Mars mapping with delay‐Doppler radar

Abstract

Mars radar imaging results from Arecibo 12.6‐cm observations are presented. The images were derived from delay‐Doppler mapping using a coded‐long‐pulse technique to mitigate the effects of echo overspreading. Images of the depolarized echo are used to identify regions of high decimeter‐scale roughness. Some of the strongest echo features are located on the major shield volcanoes or on relatively young off‐shield flows such as the Olympus and Pavonis lava aprons. The shields themselves have highly irregular radar signatures suggesting complex volcanic histories.

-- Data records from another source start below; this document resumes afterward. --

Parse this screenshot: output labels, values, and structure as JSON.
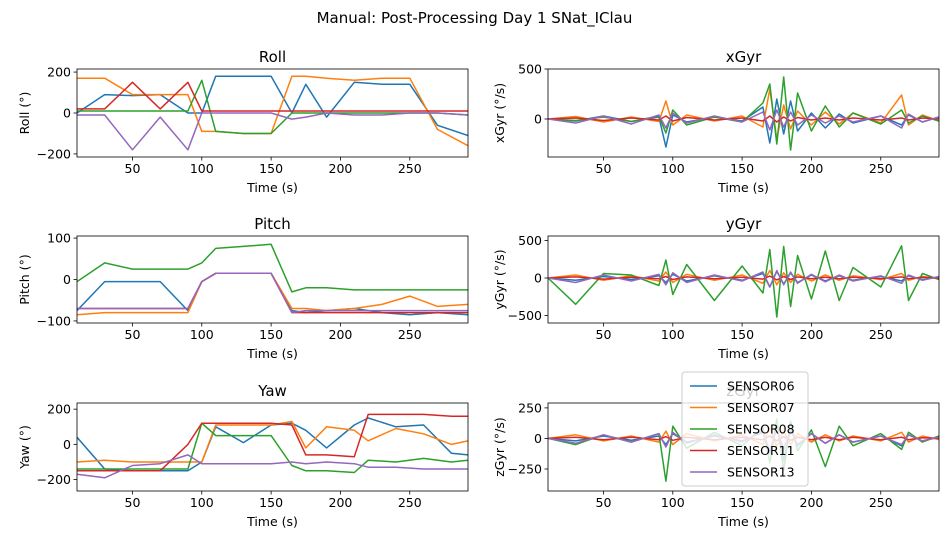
{
  "suptitle": "Manual: Post-Processing Day 1 SNat_IClau",
  "colors": {
    "SENSOR06": "#1f77b4",
    "SENSOR07": "#ff7f0e",
    "SENSOR08": "#2ca02c",
    "SENSOR11": "#d62728",
    "SENSOR13": "#9467bd"
  },
  "legend": {
    "location": "overlapping zGyr panel, top-center",
    "entries": [
      "SENSOR06",
      "SENSOR07",
      "SENSOR08",
      "SENSOR11",
      "SENSOR13"
    ]
  },
  "chart_data": [
    {
      "id": "roll",
      "type": "line",
      "title": "Roll",
      "xlabel": "Time (s)",
      "ylabel": "Roll (°)",
      "xlim": [
        10,
        292
      ],
      "ylim": [
        -215,
        215
      ],
      "xticks": [
        50,
        100,
        150,
        200,
        250
      ],
      "yticks": [
        -200,
        0,
        200
      ],
      "x": [
        10,
        30,
        50,
        70,
        90,
        100,
        110,
        130,
        150,
        165,
        175,
        190,
        210,
        230,
        250,
        270,
        292
      ],
      "series": [
        {
          "name": "SENSOR06",
          "values": [
            0,
            90,
            85,
            90,
            0,
            0,
            180,
            180,
            180,
            0,
            140,
            -20,
            150,
            140,
            140,
            -60,
            -110
          ]
        },
        {
          "name": "SENSOR07",
          "values": [
            170,
            170,
            90,
            90,
            90,
            -90,
            -90,
            -100,
            -100,
            180,
            180,
            170,
            160,
            170,
            170,
            -80,
            -160
          ]
        },
        {
          "name": "SENSOR08",
          "values": [
            10,
            10,
            10,
            10,
            10,
            160,
            -90,
            -100,
            -100,
            0,
            0,
            0,
            0,
            0,
            0,
            0,
            -10
          ]
        },
        {
          "name": "SENSOR11",
          "values": [
            20,
            20,
            150,
            20,
            150,
            10,
            10,
            10,
            10,
            10,
            10,
            10,
            10,
            10,
            10,
            10,
            10
          ]
        },
        {
          "name": "SENSOR13",
          "values": [
            -10,
            -10,
            -180,
            -20,
            -180,
            0,
            0,
            0,
            0,
            -30,
            -20,
            0,
            -10,
            -10,
            0,
            0,
            -10
          ]
        }
      ]
    },
    {
      "id": "xgyr",
      "type": "line",
      "title": "xGyr",
      "xlabel": "Time (s)",
      "ylabel": "xGyr (°/s)",
      "xlim": [
        10,
        292
      ],
      "ylim": [
        -380,
        500
      ],
      "xticks": [
        50,
        100,
        150,
        200,
        250
      ],
      "yticks": [
        0,
        500
      ],
      "x": [
        10,
        30,
        50,
        70,
        90,
        95,
        100,
        110,
        130,
        150,
        165,
        170,
        175,
        180,
        185,
        190,
        200,
        210,
        220,
        230,
        250,
        265,
        270,
        280,
        292
      ],
      "series": [
        {
          "name": "SENSOR06",
          "values": [
            0,
            -20,
            30,
            -25,
            20,
            -280,
            40,
            -30,
            20,
            -20,
            120,
            -240,
            200,
            -150,
            180,
            -120,
            60,
            -90,
            50,
            -40,
            30,
            -60,
            40,
            -30,
            20
          ]
        },
        {
          "name": "SENSOR07",
          "values": [
            0,
            25,
            -30,
            20,
            -25,
            180,
            -60,
            40,
            -20,
            30,
            -80,
            300,
            -200,
            140,
            -100,
            80,
            -60,
            70,
            -50,
            60,
            -40,
            240,
            -60,
            40,
            -20
          ]
        },
        {
          "name": "SENSOR08",
          "values": [
            0,
            -15,
            20,
            -25,
            30,
            -140,
            90,
            -60,
            20,
            -30,
            160,
            350,
            -250,
            420,
            -310,
            260,
            -120,
            130,
            -80,
            60,
            -50,
            90,
            -40,
            30,
            -20
          ]
        },
        {
          "name": "SENSOR11",
          "values": [
            0,
            10,
            -15,
            10,
            -10,
            30,
            -20,
            15,
            -10,
            10,
            -20,
            30,
            -30,
            20,
            -20,
            15,
            -10,
            10,
            -10,
            10,
            -10,
            10,
            -10,
            10,
            0
          ]
        },
        {
          "name": "SENSOR13",
          "values": [
            0,
            -40,
            30,
            -50,
            40,
            -90,
            60,
            -40,
            30,
            -30,
            70,
            -110,
            90,
            -80,
            70,
            -60,
            40,
            -40,
            30,
            -30,
            30,
            -90,
            50,
            -30,
            20
          ]
        }
      ]
    },
    {
      "id": "pitch",
      "type": "line",
      "title": "Pitch",
      "xlabel": "Time (s)",
      "ylabel": "Pitch (°)",
      "xlim": [
        10,
        292
      ],
      "ylim": [
        -105,
        105
      ],
      "xticks": [
        50,
        100,
        150,
        200,
        250
      ],
      "yticks": [
        -100,
        0,
        100
      ],
      "x": [
        10,
        30,
        50,
        70,
        90,
        100,
        110,
        130,
        150,
        165,
        175,
        190,
        210,
        230,
        250,
        270,
        292
      ],
      "series": [
        {
          "name": "SENSOR06",
          "values": [
            -75,
            -5,
            -5,
            -5,
            -75,
            -5,
            15,
            15,
            15,
            -75,
            -80,
            -75,
            -70,
            -80,
            -85,
            -80,
            -85
          ]
        },
        {
          "name": "SENSOR07",
          "values": [
            -85,
            -80,
            -80,
            -80,
            -80,
            -5,
            15,
            15,
            15,
            -70,
            -70,
            -75,
            -70,
            -60,
            -40,
            -65,
            -60
          ]
        },
        {
          "name": "SENSOR08",
          "values": [
            -5,
            40,
            25,
            25,
            25,
            40,
            75,
            80,
            85,
            -30,
            -20,
            -20,
            -25,
            -25,
            -25,
            -25,
            -25
          ]
        },
        {
          "name": "SENSOR11",
          "values": [
            -70,
            -70,
            -70,
            -70,
            -70,
            -5,
            15,
            15,
            15,
            -80,
            -80,
            -80,
            -80,
            -80,
            -80,
            -80,
            -80
          ]
        },
        {
          "name": "SENSOR13",
          "values": [
            -70,
            -70,
            -70,
            -70,
            -70,
            -5,
            15,
            15,
            15,
            -80,
            -75,
            -75,
            -75,
            -75,
            -75,
            -75,
            -75
          ]
        }
      ]
    },
    {
      "id": "ygyr",
      "type": "line",
      "title": "yGyr",
      "xlabel": "Time (s)",
      "ylabel": "yGyr (°/s)",
      "xlim": [
        10,
        292
      ],
      "ylim": [
        -600,
        560
      ],
      "xticks": [
        50,
        100,
        150,
        200,
        250
      ],
      "yticks": [
        -500,
        0,
        500
      ],
      "x": [
        10,
        30,
        50,
        70,
        90,
        95,
        100,
        110,
        130,
        150,
        165,
        170,
        175,
        180,
        185,
        190,
        200,
        210,
        220,
        230,
        250,
        265,
        270,
        280,
        292
      ],
      "series": [
        {
          "name": "SENSOR06",
          "values": [
            0,
            -30,
            20,
            -20,
            30,
            -60,
            50,
            -40,
            30,
            -30,
            60,
            -120,
            90,
            -80,
            70,
            -60,
            40,
            -40,
            30,
            -30,
            20,
            -40,
            30,
            -20,
            10
          ]
        },
        {
          "name": "SENSOR07",
          "values": [
            0,
            40,
            -30,
            30,
            -40,
            80,
            -60,
            50,
            -30,
            40,
            -70,
            100,
            -90,
            70,
            -60,
            50,
            -40,
            40,
            -30,
            30,
            -20,
            60,
            -30,
            20,
            -10
          ]
        },
        {
          "name": "SENSOR08",
          "values": [
            0,
            -350,
            60,
            40,
            -100,
            240,
            -220,
            180,
            -300,
            160,
            -200,
            380,
            -520,
            420,
            -380,
            300,
            -280,
            360,
            -300,
            140,
            -120,
            430,
            -300,
            60,
            -20
          ]
        },
        {
          "name": "SENSOR11",
          "values": [
            0,
            15,
            -15,
            10,
            -10,
            20,
            -20,
            15,
            -10,
            10,
            -15,
            25,
            -25,
            20,
            -20,
            15,
            -10,
            10,
            -10,
            10,
            -10,
            15,
            -10,
            10,
            0
          ]
        },
        {
          "name": "SENSOR13",
          "values": [
            0,
            -60,
            40,
            -40,
            50,
            -90,
            70,
            -60,
            40,
            -40,
            80,
            -120,
            100,
            -90,
            80,
            -70,
            50,
            -50,
            40,
            -40,
            30,
            -70,
            40,
            -30,
            20
          ]
        }
      ]
    },
    {
      "id": "yaw",
      "type": "line",
      "title": "Yaw",
      "xlabel": "Time (s)",
      "ylabel": "Yaw (°)",
      "xlim": [
        10,
        292
      ],
      "ylim": [
        -265,
        235
      ],
      "xticks": [
        50,
        100,
        150,
        200,
        250
      ],
      "yticks": [
        -200,
        0,
        200
      ],
      "x": [
        10,
        30,
        50,
        70,
        90,
        100,
        110,
        130,
        150,
        165,
        175,
        190,
        210,
        220,
        240,
        260,
        280,
        292
      ],
      "series": [
        {
          "name": "SENSOR06",
          "values": [
            40,
            -140,
            -150,
            -150,
            -150,
            -100,
            100,
            10,
            110,
            120,
            80,
            -20,
            110,
            150,
            100,
            110,
            -50,
            -60
          ]
        },
        {
          "name": "SENSOR07",
          "values": [
            -100,
            -90,
            -100,
            -100,
            -100,
            -100,
            110,
            110,
            110,
            130,
            -20,
            100,
            80,
            20,
            90,
            60,
            0,
            20
          ]
        },
        {
          "name": "SENSOR08",
          "values": [
            -140,
            -140,
            -140,
            -140,
            -140,
            120,
            50,
            50,
            50,
            -120,
            -150,
            -150,
            -160,
            -90,
            -100,
            -80,
            -100,
            -90
          ]
        },
        {
          "name": "SENSOR11",
          "values": [
            -150,
            -150,
            -150,
            -150,
            0,
            120,
            120,
            120,
            120,
            110,
            -60,
            -60,
            -70,
            170,
            170,
            170,
            160,
            160
          ]
        },
        {
          "name": "SENSOR13",
          "values": [
            -170,
            -190,
            -120,
            -110,
            -60,
            -110,
            -110,
            -110,
            -110,
            -100,
            -110,
            -100,
            -110,
            -130,
            -130,
            -140,
            -140,
            -140
          ]
        }
      ]
    },
    {
      "id": "zgyr",
      "type": "line",
      "title": "zGyr",
      "xlabel": "Time (s)",
      "ylabel": "zGyr (°/s)",
      "xlim": [
        10,
        292
      ],
      "ylim": [
        -430,
        290
      ],
      "xticks": [
        50,
        100,
        150,
        200,
        250
      ],
      "yticks": [
        -250,
        0,
        250
      ],
      "x": [
        10,
        30,
        50,
        70,
        90,
        95,
        100,
        110,
        130,
        150,
        165,
        170,
        175,
        180,
        185,
        190,
        200,
        210,
        220,
        230,
        250,
        265,
        270,
        280,
        292
      ],
      "series": [
        {
          "name": "SENSOR06",
          "values": [
            0,
            -20,
            20,
            -15,
            20,
            -50,
            40,
            -30,
            20,
            -20,
            50,
            -120,
            100,
            -180,
            80,
            -60,
            40,
            -40,
            30,
            -30,
            20,
            -60,
            30,
            -20,
            10
          ]
        },
        {
          "name": "SENSOR07",
          "values": [
            0,
            30,
            -20,
            20,
            -30,
            60,
            -50,
            40,
            -20,
            30,
            -50,
            90,
            -70,
            60,
            -50,
            40,
            -30,
            30,
            -20,
            20,
            -20,
            50,
            -30,
            20,
            -10
          ]
        },
        {
          "name": "SENSOR08",
          "values": [
            0,
            -50,
            30,
            -30,
            40,
            -350,
            100,
            -80,
            50,
            -60,
            90,
            -200,
            160,
            -260,
            140,
            -100,
            70,
            -230,
            100,
            -60,
            40,
            -90,
            50,
            -30,
            20
          ]
        },
        {
          "name": "SENSOR11",
          "values": [
            0,
            10,
            -10,
            10,
            -10,
            15,
            -15,
            10,
            -10,
            10,
            -10,
            20,
            -20,
            15,
            -15,
            10,
            -10,
            10,
            -10,
            10,
            -10,
            10,
            -10,
            5,
            0
          ]
        },
        {
          "name": "SENSOR13",
          "values": [
            0,
            -40,
            30,
            -30,
            40,
            -70,
            50,
            -40,
            30,
            -30,
            60,
            -100,
            80,
            -90,
            70,
            -50,
            40,
            -40,
            30,
            -30,
            20,
            -50,
            30,
            -20,
            10
          ]
        }
      ]
    }
  ]
}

Some Mars radar features have twice the depolarized brightness of the roughest terrestrial lava flows, apparently due to higher levels of multiple scattering from surfaces of spectacular roughness or from volume scattering. Low‐brightness (smooth) areas are associated with older surfaces such as fractured and highland terra, as well as with terrain interpreted to be debris lobes, ash flows, and aureoles; in particular, a close connection was found between the 12.6‐cm counterpart of the “Stealth” feature and the Medusae Fossae Formation (postulated to be deep ignimbrite deposits). Marte Valus is anomalous in being the only outflow channel showing strongly enhanced echoes, which supports the idea that this channel and the Elysium Basin that it drained are filled with lava flows. A weak radar feature was found for the south polar residual ice cap. Comparisons with Goldstone 3.5‐cm data show that the south polar enhancement is much weaker at 12.6 cm than at 3.5 cm, indicating that the southern ice cap becomes optically thin at the longer wavelength. A north polar enhancement has also been found, which is comparable in strength to the 12.6‐cm south polar feature.